Laukamp Kai Roman, Pennig Lenhard, Thiele Frank, Reimer Robert, Görtz Lukas, Shakirin Georgy, Zopfs David, Timmer Marco, Perkuhn Michael, Borggrefe Jan
Institute for Diagnostic and Interventional Radiology, Faculty of Medicine and University Hospital Cologne, University of Cologne, Kerpener Straße 62, 50937, Cologne, Germany.
Department of Radiology, University Hospitals Cleveland Medical Center, Cleveland, OH, USA.
Clin Neuroradiol. 2021 Jun;31(2):357-366. doi: 10.1007/s00062-020-00884-4. Epub 2020 Feb 14.
Volumetric assessment of meningiomas represents a valuable tool for treatment planning and evaluation of tumor growth as it enables a more precise assessment of tumor size than conventional diameter methods. This study established a dedicated meningioma deep learning model based on routine magnetic resonance imaging (MRI) data and evaluated its performance for automated tumor segmentation.

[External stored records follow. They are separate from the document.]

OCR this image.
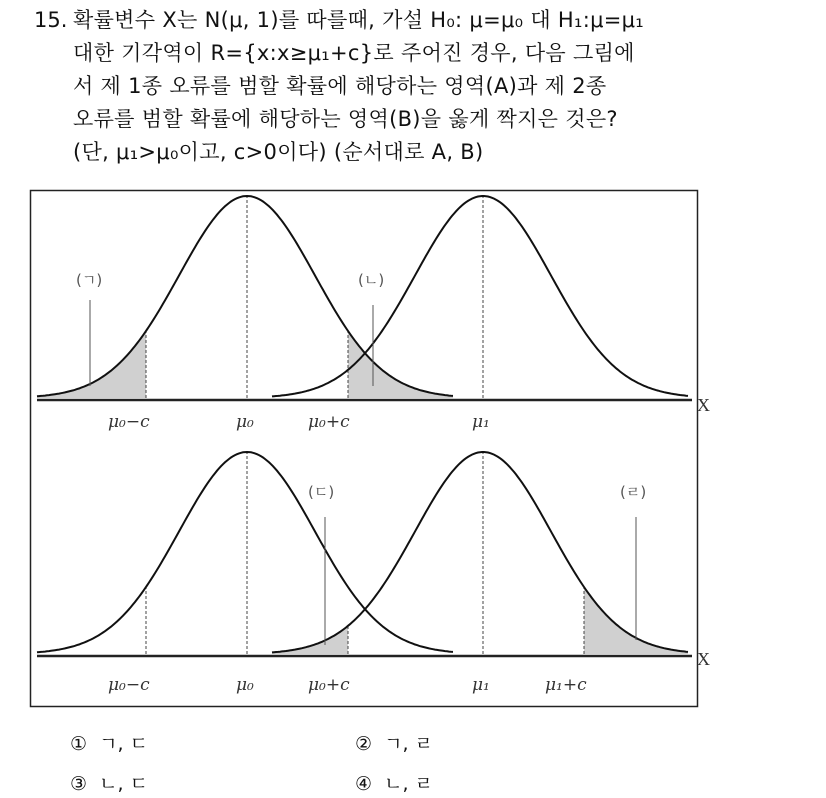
15. 확률변수 X는 N(μ, 1)를 따를때, 가설 H₀: μ=μ₀ 대 H₁:μ=μ₁
대한 기각역이 R={x:x≥μ₁+c}로 주어진 경우, 다음 그림에
서 제 1종 오류를 범할 확률에 해당하는 영역(A)과 제 2종
오류를 범할 확률에 해당하는 영역(B)을 옳게 짝지은 것은?
(단, μ₁>μ₀이고, c>0이다) (순서대로 A, B)
μ₀−c	μ₀	μ₀+c	μ₁
X
μ₀−c	μ₀	μ₀+c	μ₁	μ₁+c
X
(ㄱ)	(ㄴ)
(ㄷ)	(ㄹ)
① ㄱ, ㄷ	② ㄱ, ㄹ
③ ㄴ, ㄷ	④ ㄴ, ㄹ
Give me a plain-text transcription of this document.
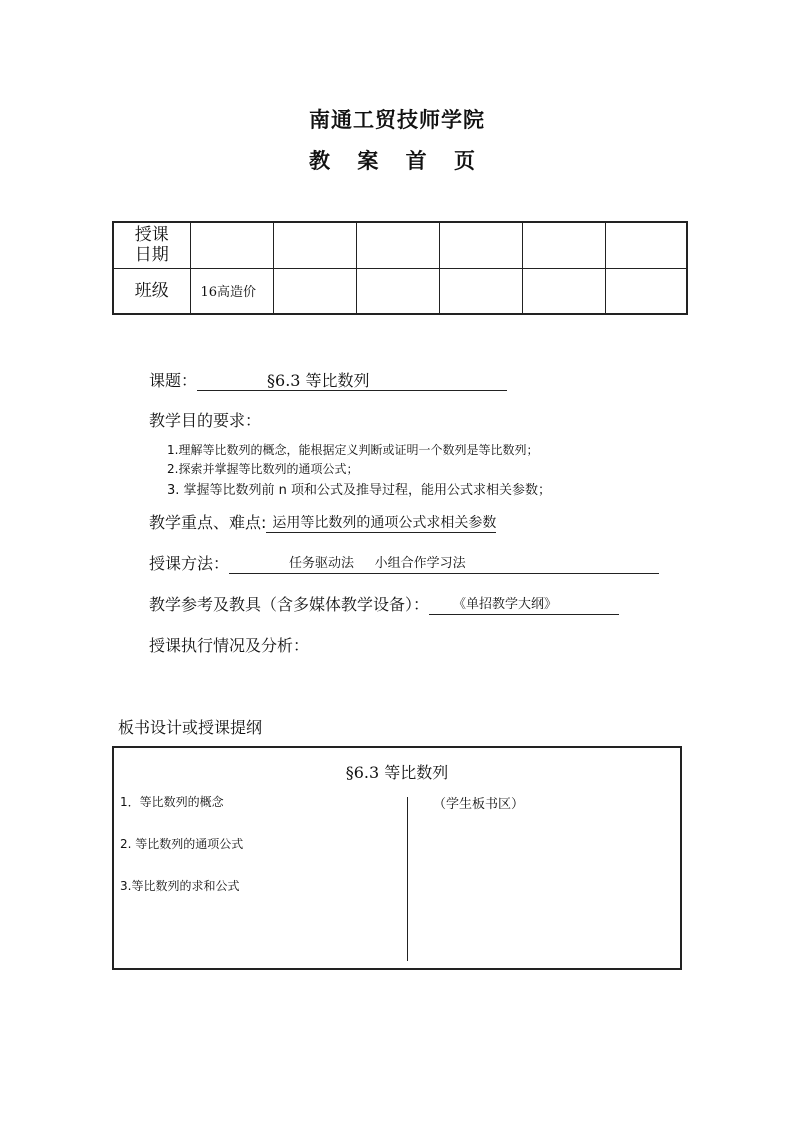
南通工贸技师学院
教 案 首 页
授课
日期						
班级	16高造价					
课题：	§6.3 等比数列
教学目的要求：
1.理解等比数列的概念，能根据定义判断或证明一个数列是等比数列；
2.探索并掌握等比数列的通项公式；
3. 掌握等比数列前 n 项和公式及推导过程，能用公式求相关参数；
教学重点、难点: 运用等比数列的通项公式求相关参数
授课方法：	任务驱动法     小组合作学习法
教学参考及教具（含多媒体教学设备）： 《单招教学大纲》
授课执行情况及分析：
板书设计或授课提纲
§6.3 等比数列
1．等比数列的概念
2. 等比数列的通项公式
3.等比数列的求和公式
（学生板书区）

The MRI datasets included T1-weighted/T2-weighted, T1-weighted contrast-enhanced (T1CE) and FLAIR of 126 patients with intracranial meningiomas (grade I: 97, grade II: 29). For automated segmentation, an established deep learning model architecture (3D deep convolutional neural network, DeepMedic, BioMedIA) operating on all four MR sequences was used. Segmentation included the following two components: (i) contrast-enhancing tumor volume in T1CE and (ii) total lesion volume (union of lesion volume in T1CE and FLAIR, including solid tumor parts and surrounding edema). Preprocessing of imaging data included registration, skull stripping, resampling, and normalization. After training of the deep learning model using manual segmentations by 2 independent readers from 70 patients (training group), the algorithm was evaluated on 56 patients (validation group) by comparing automated to ground truth manual segmentations, which were performed by 2 experienced readers in consensus.
Of the 56 meningiomas in the validation group 55 were detected by the deep learning model. In these patients the comparison of the deep learning model and manual segmentations revealed average dice coefficients of 0.91 ± 0.08 for contrast-enhancing tumor volume and 0.82 ± 0.12 for total lesion volume. In the training group, interreader variabilities of the 2 manual readers were 0.92 ± 0.07 for contrast-enhancing tumor and 0.88 ± 0.05 for total lesion volume.
Deep learning-based automated segmentation yielded high segmentation accuracy, comparable to manual interreader variability.
脑膜瘤的体积评估是治疗规划和肿瘤生长评估的重要工具,因为与传统直径测量方法相比,它能更精确地评估肿瘤大小。本研究基于常规磁共振成像(MRI)数据建立了专用的脑膜瘤深度学习模型,并评估其自动肿瘤分割性能。
MRI数据集包括126例颅内脑膜瘤患者(I级:97例,II级:29例)的T1加权/T2加权、T1加权增强(T1CE)和液体衰减反转恢复序列(FLAIR)。对于自动分割,使用了基于所有四个MR序列运行的既定深度学习模型架构(3D深度卷积神经网络,DeepMedic,BioMedIA)。分割包括以下两个部分:(i)T1CE序列中增强对比的肿瘤体积,以及(ii)总病变体积(T1CE序列和FLAIR序列中病变体积的总和,包括实体肿瘤部分和周围水肿)。成像数据的预处理包括配准、颅骨剥离、重采样和归一化。在使用70例患者(训练组)的2名独立阅片者的手动分割对深度学习模型进行训练后,通过将自动分割结果与由2名经验丰富的阅片者一致完成的真实手动分割结果进行比较,对56例患者(验证组)的算法进行评估。
在验证组的56例脑膜瘤中,深度学习模型检测出55例。在这些患者中,深度学习模型与手动分割结果的比较显示,增强对比的肿瘤体积的平均骰子系数为0.91±0.08,总病变体积的平均骰子系数为0.82±0.12。在训练组中,2名手动阅片者的阅片者间变异性对于增强对比的肿瘤为0.92±0.07,对于总病变体积为0.88±0.05。
基于深度学习的自动分割产生了较高的分割精度,与手动阅片者间变异性相当。